Corporate Structure - Who is Your Client?

You will often be asked to act on a joint retainer for more than one party. This is your opportunity to consider two important issues, namely:

  1. the extent of the risk that you will be assuming if you act for more than one party (remembering that a company is its own legal entity and is separate from its shareholders); and
  2. getting paid for the work that you will be doing (there isn’t much point in representing an empty shell company if you are going to end up being its first unpaid creditor).

Joint representation can be a liability trap. Imagine the potential conflicts arising with issues such as:

  • unequal contributions to capital (e.g., Paul has the idea but Peter is the only one with the financial means to bring the idea to the market);
  • personal guarantees for credit lines or equipment (the lender isn’t likely to chase Paul when it is Peter who has the deep pockets);
  • casting votes for the chair of the board or other officer (what to do if there is a tie?); or
  • decisions to designate the beneficiaries of insurance policies (e.g., Peter wants to designate his wife who will then step into his shoes if he dies, but Paul doesn’t ever want to be in business with her and wants to designate the company as the beneficiary so that it can buy back Peter’s shares).

Some corporate lawyers inform the shareholders that they will agree to act for the company only (of course, they will require instructions from the individuals creating the company, but once given, their primary responsibility is to the company).

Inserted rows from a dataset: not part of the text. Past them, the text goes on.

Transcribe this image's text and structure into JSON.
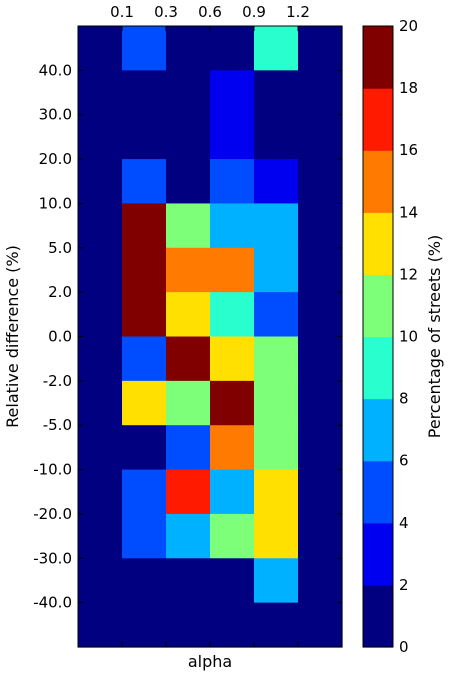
{
  "chart_data": {
    "type": "heatmap",
    "xlabel": "alpha",
    "ylabel": "Relative difference (%)",
    "x_tick_labels": [
      "0.1",
      "0.3",
      "0.6",
      "0.9",
      "1.2"
    ],
    "y_tick_labels": [
      "40.0",
      "30.0",
      "20.0",
      "10.0",
      "5.0",
      "2.0",
      "0.0",
      "-2.0",
      "-5.0",
      "-10.0",
      "-20.0",
      "-30.0",
      "-40.0"
    ],
    "columns": 6,
    "rows": 14,
    "values": [
      [
        0,
        5,
        0,
        0,
        9,
        0
      ],
      [
        0,
        0,
        0,
        3,
        0,
        0
      ],
      [
        0,
        0,
        0,
        3,
        0,
        0
      ],
      [
        0,
        5,
        0,
        5,
        3,
        0
      ],
      [
        0,
        19,
        11,
        7,
        7,
        0
      ],
      [
        0,
        19,
        15,
        15,
        7,
        0
      ],
      [
        0,
        19,
        13,
        9,
        5,
        0
      ],
      [
        0,
        5,
        19,
        13,
        11,
        0
      ],
      [
        0,
        13,
        11,
        19,
        11,
        0
      ],
      [
        0,
        0,
        5,
        15,
        11,
        0
      ],
      [
        0,
        5,
        17,
        7,
        13,
        0
      ],
      [
        0,
        5,
        7,
        11,
        13,
        0
      ],
      [
        0,
        0,
        0,
        0,
        7,
        0
      ],
      [
        0,
        0,
        0,
        0,
        0,
        0
      ]
    ],
    "colorbar": {
      "label": "Percentage of streets (%)",
      "min": 0,
      "max": 20,
      "tick_labels": [
        "0",
        "2",
        "4",
        "6",
        "8",
        "10",
        "12",
        "14",
        "16",
        "18",
        "20"
      ],
      "colors": [
        "#000080",
        "#0000f1",
        "#004dff",
        "#00b1ff",
        "#29ffce",
        "#7dff7a",
        "#ceff29",
        "#ffc400",
        "#ff6800",
        "#f10800",
        "#800000"
      ]
    }
  }
}
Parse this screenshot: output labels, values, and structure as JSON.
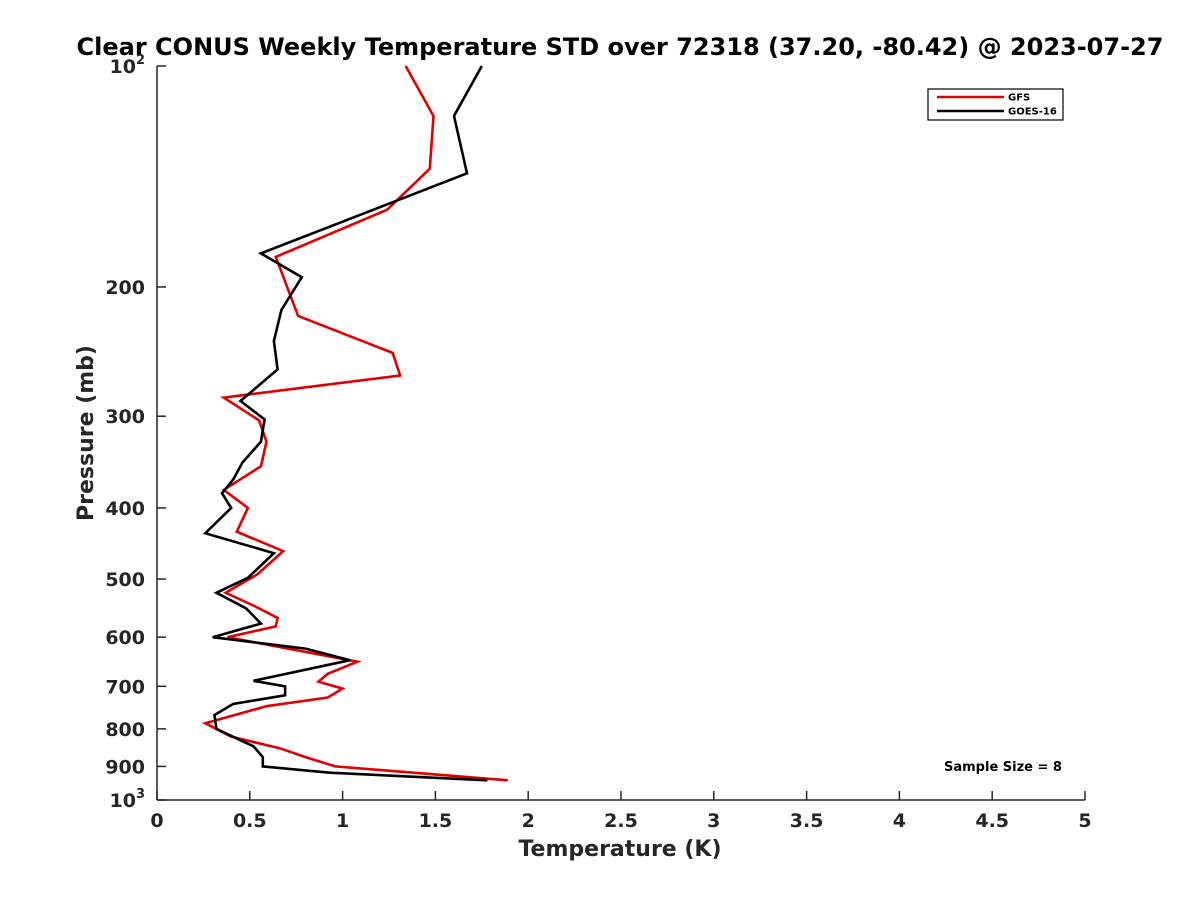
{
  "chart_data": {
    "type": "line",
    "title": "Clear CONUS Weekly Temperature STD over 72318 (37.20, -80.42) @ 2023-07-27",
    "xlabel": "Temperature (K)",
    "ylabel": "Pressure (mb)",
    "xlim": [
      0,
      5
    ],
    "ylim": [
      100,
      1000
    ],
    "yscale": "log",
    "y_reversed": true,
    "x_ticks": [
      {
        "value": 0,
        "label": "0"
      },
      {
        "value": 0.5,
        "label": "0.5"
      },
      {
        "value": 1,
        "label": "1"
      },
      {
        "value": 1.5,
        "label": "1.5"
      },
      {
        "value": 2,
        "label": "2"
      },
      {
        "value": 2.5,
        "label": "2.5"
      },
      {
        "value": 3,
        "label": "3"
      },
      {
        "value": 3.5,
        "label": "3.5"
      },
      {
        "value": 4,
        "label": "4"
      },
      {
        "value": 4.5,
        "label": "4.5"
      },
      {
        "value": 5,
        "label": "5"
      }
    ],
    "y_ticks": [
      {
        "value": 100,
        "base": "10",
        "exp": "2"
      },
      {
        "value": 200,
        "base": "200",
        "exp": ""
      },
      {
        "value": 300,
        "base": "300",
        "exp": ""
      },
      {
        "value": 400,
        "base": "400",
        "exp": ""
      },
      {
        "value": 500,
        "base": "500",
        "exp": ""
      },
      {
        "value": 600,
        "base": "600",
        "exp": ""
      },
      {
        "value": 700,
        "base": "700",
        "exp": ""
      },
      {
        "value": 800,
        "base": "800",
        "exp": ""
      },
      {
        "value": 900,
        "base": "900",
        "exp": ""
      },
      {
        "value": 1000,
        "base": "10",
        "exp": "3"
      }
    ],
    "grid": false,
    "legend_position": "top-right",
    "annotation": "Sample Size = 8",
    "series": [
      {
        "name": "GFS",
        "color": "#e00000",
        "points": [
          {
            "x": 1.34,
            "p": 100
          },
          {
            "x": 1.49,
            "p": 117
          },
          {
            "x": 1.47,
            "p": 138
          },
          {
            "x": 1.24,
            "p": 157
          },
          {
            "x": 0.64,
            "p": 182
          },
          {
            "x": 0.76,
            "p": 219
          },
          {
            "x": 1.27,
            "p": 246
          },
          {
            "x": 1.31,
            "p": 264
          },
          {
            "x": 0.36,
            "p": 283
          },
          {
            "x": 0.55,
            "p": 304
          },
          {
            "x": 0.59,
            "p": 325
          },
          {
            "x": 0.56,
            "p": 351
          },
          {
            "x": 0.36,
            "p": 378
          },
          {
            "x": 0.49,
            "p": 400
          },
          {
            "x": 0.43,
            "p": 431
          },
          {
            "x": 0.68,
            "p": 458
          },
          {
            "x": 0.54,
            "p": 493
          },
          {
            "x": 0.37,
            "p": 522
          },
          {
            "x": 0.53,
            "p": 545
          },
          {
            "x": 0.65,
            "p": 565
          },
          {
            "x": 0.64,
            "p": 580
          },
          {
            "x": 0.38,
            "p": 600
          },
          {
            "x": 1.08,
            "p": 648
          },
          {
            "x": 0.92,
            "p": 673
          },
          {
            "x": 0.87,
            "p": 690
          },
          {
            "x": 1.0,
            "p": 705
          },
          {
            "x": 0.92,
            "p": 725
          },
          {
            "x": 0.59,
            "p": 745
          },
          {
            "x": 0.26,
            "p": 786
          },
          {
            "x": 0.4,
            "p": 820
          },
          {
            "x": 0.66,
            "p": 850
          },
          {
            "x": 0.8,
            "p": 874
          },
          {
            "x": 0.96,
            "p": 900
          },
          {
            "x": 1.89,
            "p": 940
          }
        ]
      },
      {
        "name": "GOES-16",
        "color": "#000000",
        "points": [
          {
            "x": 1.75,
            "p": 100
          },
          {
            "x": 1.6,
            "p": 117
          },
          {
            "x": 1.67,
            "p": 140
          },
          {
            "x": 0.56,
            "p": 180
          },
          {
            "x": 0.78,
            "p": 194
          },
          {
            "x": 0.67,
            "p": 215
          },
          {
            "x": 0.63,
            "p": 237
          },
          {
            "x": 0.65,
            "p": 259
          },
          {
            "x": 0.45,
            "p": 286
          },
          {
            "x": 0.58,
            "p": 303
          },
          {
            "x": 0.56,
            "p": 325
          },
          {
            "x": 0.46,
            "p": 347
          },
          {
            "x": 0.41,
            "p": 366
          },
          {
            "x": 0.35,
            "p": 382
          },
          {
            "x": 0.4,
            "p": 400
          },
          {
            "x": 0.26,
            "p": 433
          },
          {
            "x": 0.63,
            "p": 461
          },
          {
            "x": 0.49,
            "p": 498
          },
          {
            "x": 0.32,
            "p": 522
          },
          {
            "x": 0.48,
            "p": 548
          },
          {
            "x": 0.56,
            "p": 575
          },
          {
            "x": 0.3,
            "p": 600
          },
          {
            "x": 0.8,
            "p": 622
          },
          {
            "x": 1.04,
            "p": 645
          },
          {
            "x": 0.52,
            "p": 688
          },
          {
            "x": 0.69,
            "p": 700
          },
          {
            "x": 0.69,
            "p": 720
          },
          {
            "x": 0.41,
            "p": 740
          },
          {
            "x": 0.31,
            "p": 766
          },
          {
            "x": 0.32,
            "p": 800
          },
          {
            "x": 0.52,
            "p": 845
          },
          {
            "x": 0.57,
            "p": 874
          },
          {
            "x": 0.57,
            "p": 900
          },
          {
            "x": 0.93,
            "p": 918
          },
          {
            "x": 1.78,
            "p": 940
          }
        ]
      }
    ]
  }
}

Keep in mind, of course, that your client the company may be dependent upon the financial support of its shareholders and it may be appropriate to obtain guarantees for your fees and disbursements from the shareholders even though you are not acting for them personally.

If you decide to expand the scope of your representation to include more than one party, you must have informed client consent. Chapter 3, rules 3.4.5 to 3.4-7 of the Code of Professional Conduct for British Columbia (the “BC Code”) requires the clients to acknowledge, preferably in writing, the following:

  1. You must withdraw from acting when a conflict of interest arises;
  2. You cannot treat information obtained from one client as confidential from the other, and any information that may be relevant to their joint enterprise or to the other, will be disclosed unless contrary instructions are received, in which case you must withdraw from the joint representation; and
  3. You require permission, in advance, to act as a “peace-maker” on internal disputes, and, if you are unable to make peace, you are not allowed to represent either party unless you have permission, in advance, to continue to represent the “continuing” client. Without such instructions, you must cease acting for both clients once the dispute arises.

Remember that in a typical two-shareholder company, there are three relationships which can give rise to potential conflicts for you as counsel – the relationship between the two shareholders, and the two distinct relationships between the shareholders and the company.

The Law Society of British Columbia website sets out two precedent letters that you may use as the basis for compliance with Chapter 3, rules 3.4-5 to 3.4-9 of the BC Code, and is a recommended precedent to confirm the client understands the implications of joint representation. Take joint representation seriously. Your failure to make complete disclosure can vitiate client consent and can cause you to breach your duty to the clients.

Be careful about allowing unrepresented parties to sit in your office while your client gives you instructions. Doing so creates the risk of the unrepresented party thinking of you as their lawyer also. Don’t wait for the parties to identify their role in the transaction, as they will frequently assume that you already know as much as they do about the matter at hand (even if none of them has ever told you anything about it). In order to avoid the possibility of confusion about your role, consider refusing to act as host for negotiation meetings, ensuring your role as lawyer is clear.

If you are involved in the preliminary negotiations, do not meet with the vendor and the purchaser to draft an offer, letter of intent or agreement to buy a business without having first made clear to the parties:

  1. whom you represent and whom you do not represent;
  2. that any material issues discussed will be reduced to writing (in which writing you will reiterate whom it is that you are representing); and
  3. that the non-client should obtain independent legal advice before finalizing any documentation.

It is always good practice for the non-client to acknowledge in writing that you are not acting for them. A second alternative is for you to provide them with a letter that stipulates that you are not representing them. If you must witness the non-client’s signature to any document you should mark the document “witnessed as to execution only, no legal advice sought nor given” – but even that step should only be taken after careful consideration of the risks and benefits of doing so. If something goes wrong, “I was just trying to be helpful” is not likely to be an effective defense to a claim being made against you.

You also have to be on the lookout for evolving conflicts. For example, if shareholders of an existing enterprise (or proposed shareholders for a new enterprise) who, at one time, have been in agreement begin to disagree over the merits of a proposed course of action, you may find yourself prevented from acting for any of them, particularly if you have not set up the initial retainer appropriately in accordance with Chapter 3, rule 3.4 of the BC Code.

Think twice before deciding to represent more than one party. Sometimes, it’s just simpler for everyone if you make it clear that you will only represent the company. This also allows you to avoid the “[insert your name] always did like you best!” argument between shareholders.